On a sunny afternoon last fall, I took a Chinook helicopter flight to the grounds of a former boarding school in Pakistan's Swat Valley, where I drank chai with a Pashto-speaking Special Services Group commando. In the meadow where we sat, the air was filled with the scent of valley flowers. Yet this idyllic place, the commando told me, had once been controlled by militants.
"What was it like under the Taliban?" I asked.
"Simple," he said. "Just three words: H-E-L-L."
His arithmetic may have been imprecise, but the message was clear: The Pakistani Taliban, or Tehrik-i-Taliban Pakistan (TTP), which intermittently ruled this verdant, lush region of about 4,000 square miles from 2007 to 2009, held it with an iron fist, lashing people in public and posting "Taliban" signs outside police stations. Then they were thoroughly routed -- or at least it seemed so at the time. The Pakistani Army started an ambitious, U.S.-backed counterinsurgency effort against the TTP in the spring of 2009, the first operation of its kind in the country. The campaign was held up both in Pakistan and abroad as a model of military tactics: "They have done quite impressive operations in Swat Valley," U.S. Gen. David Petraeus told NPR in December 2009. In a hopeful sign that the counterinsurgency has made progress in suppressing the TTP, the Pakistani newspaper Dawn recently reported that the military is starting to turn over responsibility for the security of Swat to local police officials.
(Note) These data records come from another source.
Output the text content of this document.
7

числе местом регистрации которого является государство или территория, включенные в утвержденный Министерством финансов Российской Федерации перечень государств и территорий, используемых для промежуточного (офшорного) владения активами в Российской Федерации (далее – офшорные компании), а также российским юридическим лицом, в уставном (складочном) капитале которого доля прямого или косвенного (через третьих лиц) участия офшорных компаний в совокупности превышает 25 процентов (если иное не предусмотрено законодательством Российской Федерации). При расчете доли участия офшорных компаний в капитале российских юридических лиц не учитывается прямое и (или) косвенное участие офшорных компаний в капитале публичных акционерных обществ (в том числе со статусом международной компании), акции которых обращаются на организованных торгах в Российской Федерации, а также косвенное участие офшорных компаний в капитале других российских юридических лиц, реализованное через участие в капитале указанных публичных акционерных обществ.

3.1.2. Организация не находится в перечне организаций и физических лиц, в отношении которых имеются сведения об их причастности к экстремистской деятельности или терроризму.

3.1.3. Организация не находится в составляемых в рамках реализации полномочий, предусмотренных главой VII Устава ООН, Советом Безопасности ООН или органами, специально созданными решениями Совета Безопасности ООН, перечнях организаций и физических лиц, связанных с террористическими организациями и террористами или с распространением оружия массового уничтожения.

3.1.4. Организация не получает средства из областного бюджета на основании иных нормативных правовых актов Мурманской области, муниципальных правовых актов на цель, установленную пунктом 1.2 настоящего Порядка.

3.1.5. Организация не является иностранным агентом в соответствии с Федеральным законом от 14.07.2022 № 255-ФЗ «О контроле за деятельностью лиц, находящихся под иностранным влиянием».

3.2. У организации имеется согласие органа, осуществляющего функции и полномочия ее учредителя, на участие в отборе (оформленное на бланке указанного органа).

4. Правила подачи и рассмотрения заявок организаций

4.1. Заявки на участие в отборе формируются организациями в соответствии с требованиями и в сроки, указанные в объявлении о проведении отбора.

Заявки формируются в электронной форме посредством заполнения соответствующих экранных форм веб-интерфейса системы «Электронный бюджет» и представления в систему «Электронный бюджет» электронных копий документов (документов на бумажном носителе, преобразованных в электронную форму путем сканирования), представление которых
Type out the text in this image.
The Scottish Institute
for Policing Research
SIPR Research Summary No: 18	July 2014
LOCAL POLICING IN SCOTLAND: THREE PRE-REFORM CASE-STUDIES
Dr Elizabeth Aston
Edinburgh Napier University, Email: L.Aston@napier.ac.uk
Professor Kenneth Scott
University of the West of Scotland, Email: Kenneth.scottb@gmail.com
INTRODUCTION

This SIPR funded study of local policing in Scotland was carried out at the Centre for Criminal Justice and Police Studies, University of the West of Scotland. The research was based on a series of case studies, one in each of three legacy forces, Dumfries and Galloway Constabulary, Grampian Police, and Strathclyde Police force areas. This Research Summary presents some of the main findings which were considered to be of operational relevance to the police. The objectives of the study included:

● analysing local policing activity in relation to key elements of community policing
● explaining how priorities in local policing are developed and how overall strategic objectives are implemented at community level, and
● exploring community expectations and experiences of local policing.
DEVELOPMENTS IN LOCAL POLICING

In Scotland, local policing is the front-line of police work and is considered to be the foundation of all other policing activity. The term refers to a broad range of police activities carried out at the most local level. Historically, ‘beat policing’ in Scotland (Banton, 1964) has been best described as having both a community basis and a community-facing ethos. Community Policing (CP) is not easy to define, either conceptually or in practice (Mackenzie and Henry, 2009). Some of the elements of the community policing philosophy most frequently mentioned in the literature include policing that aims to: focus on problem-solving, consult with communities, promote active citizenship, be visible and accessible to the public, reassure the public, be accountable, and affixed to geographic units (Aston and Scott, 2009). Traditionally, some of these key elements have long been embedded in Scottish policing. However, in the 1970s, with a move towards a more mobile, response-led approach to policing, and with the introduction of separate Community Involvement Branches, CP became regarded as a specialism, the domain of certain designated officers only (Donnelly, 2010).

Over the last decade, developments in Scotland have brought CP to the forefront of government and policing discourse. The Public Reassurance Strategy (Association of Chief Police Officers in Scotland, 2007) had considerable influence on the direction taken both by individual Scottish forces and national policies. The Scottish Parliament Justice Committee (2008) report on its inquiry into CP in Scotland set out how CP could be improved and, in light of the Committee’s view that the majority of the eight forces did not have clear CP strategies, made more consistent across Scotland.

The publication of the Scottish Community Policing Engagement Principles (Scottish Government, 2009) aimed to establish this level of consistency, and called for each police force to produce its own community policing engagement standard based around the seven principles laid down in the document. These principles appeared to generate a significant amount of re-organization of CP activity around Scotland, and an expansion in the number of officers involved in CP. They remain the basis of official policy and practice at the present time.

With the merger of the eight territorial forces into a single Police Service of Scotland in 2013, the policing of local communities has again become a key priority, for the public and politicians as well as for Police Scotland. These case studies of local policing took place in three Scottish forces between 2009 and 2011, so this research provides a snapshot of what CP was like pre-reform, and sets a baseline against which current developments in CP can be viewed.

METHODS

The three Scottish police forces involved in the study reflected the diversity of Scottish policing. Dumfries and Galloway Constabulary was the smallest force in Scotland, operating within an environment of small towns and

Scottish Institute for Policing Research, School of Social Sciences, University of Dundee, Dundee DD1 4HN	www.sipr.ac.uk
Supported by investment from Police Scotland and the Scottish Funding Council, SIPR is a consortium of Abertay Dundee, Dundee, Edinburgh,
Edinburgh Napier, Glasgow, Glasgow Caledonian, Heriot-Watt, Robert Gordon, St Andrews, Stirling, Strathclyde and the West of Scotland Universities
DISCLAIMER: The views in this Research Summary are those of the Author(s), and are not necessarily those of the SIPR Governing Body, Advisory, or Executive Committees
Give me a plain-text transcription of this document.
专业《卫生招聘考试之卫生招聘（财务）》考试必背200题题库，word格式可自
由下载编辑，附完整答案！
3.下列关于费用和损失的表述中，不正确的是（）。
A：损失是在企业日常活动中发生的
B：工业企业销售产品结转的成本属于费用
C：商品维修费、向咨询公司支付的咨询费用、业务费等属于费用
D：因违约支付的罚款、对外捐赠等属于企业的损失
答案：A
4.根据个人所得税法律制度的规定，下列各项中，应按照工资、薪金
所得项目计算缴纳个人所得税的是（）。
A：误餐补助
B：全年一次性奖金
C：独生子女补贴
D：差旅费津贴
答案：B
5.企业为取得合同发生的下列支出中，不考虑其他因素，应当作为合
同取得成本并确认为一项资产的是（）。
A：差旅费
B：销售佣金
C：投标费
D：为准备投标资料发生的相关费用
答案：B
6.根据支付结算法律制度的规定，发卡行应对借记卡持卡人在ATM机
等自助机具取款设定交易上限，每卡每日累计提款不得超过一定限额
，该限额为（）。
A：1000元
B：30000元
Talking to Pakistani Army officials, you get more of this rosy picture: The TTP has been pushed out; Swat is rebuilding; Pakistan has perfected its counterinsurgency tactics. And the United States has banked heavily on Pakistan's counterinsurgency program, appropriating $1.2 billion for a Pakistani counterinsurgency fund and training Pakistani officers in the doctrine.
But the reality of the last year in Swat is quite different. Instead of curing the disease, Pakistan's supposed counterinsurgency attack has in some ways only fed it. And America is continuing to funnel money to a government with no intention of using it to fight the terrorists in its midst. Talk to people like the Swat commando, and it's clear that plenty of Pakistanis in the Swat Valley and elsewhere truly want the area to remain peaceful and for the terrorist attacks that have been roiling the rest of the country to stop. No one wants to go back to hell. So why is the Swat Valley -- and Pakistan -- having so much trouble avoiding doing that?
The problems in the Swat Valley started in October 2007, when a TTP commander named Maulana Fazlullah took over Mingora, the largest city in the area, and began a reign of terror, assassinating "medical staff for administering polio vaccines to children" and hanging bodies from trees and in busy roundabouts, according to a June 2009 report from the Islamabad Policy Research Institute. In November 2007, the Pakistani military sent five brigades, 17 infantry battalions, and five artillery regiments into Swat Valley and drove out the TTP. Then the military left and the TTP returned; once again the military plowed back in again. Over the next two years, this cycle of "blow up; patch up; blow up" repeated itself several times, as Haider Ali Hussein Mullick wrote in a report last year for the Australian Strategic Policy Institute.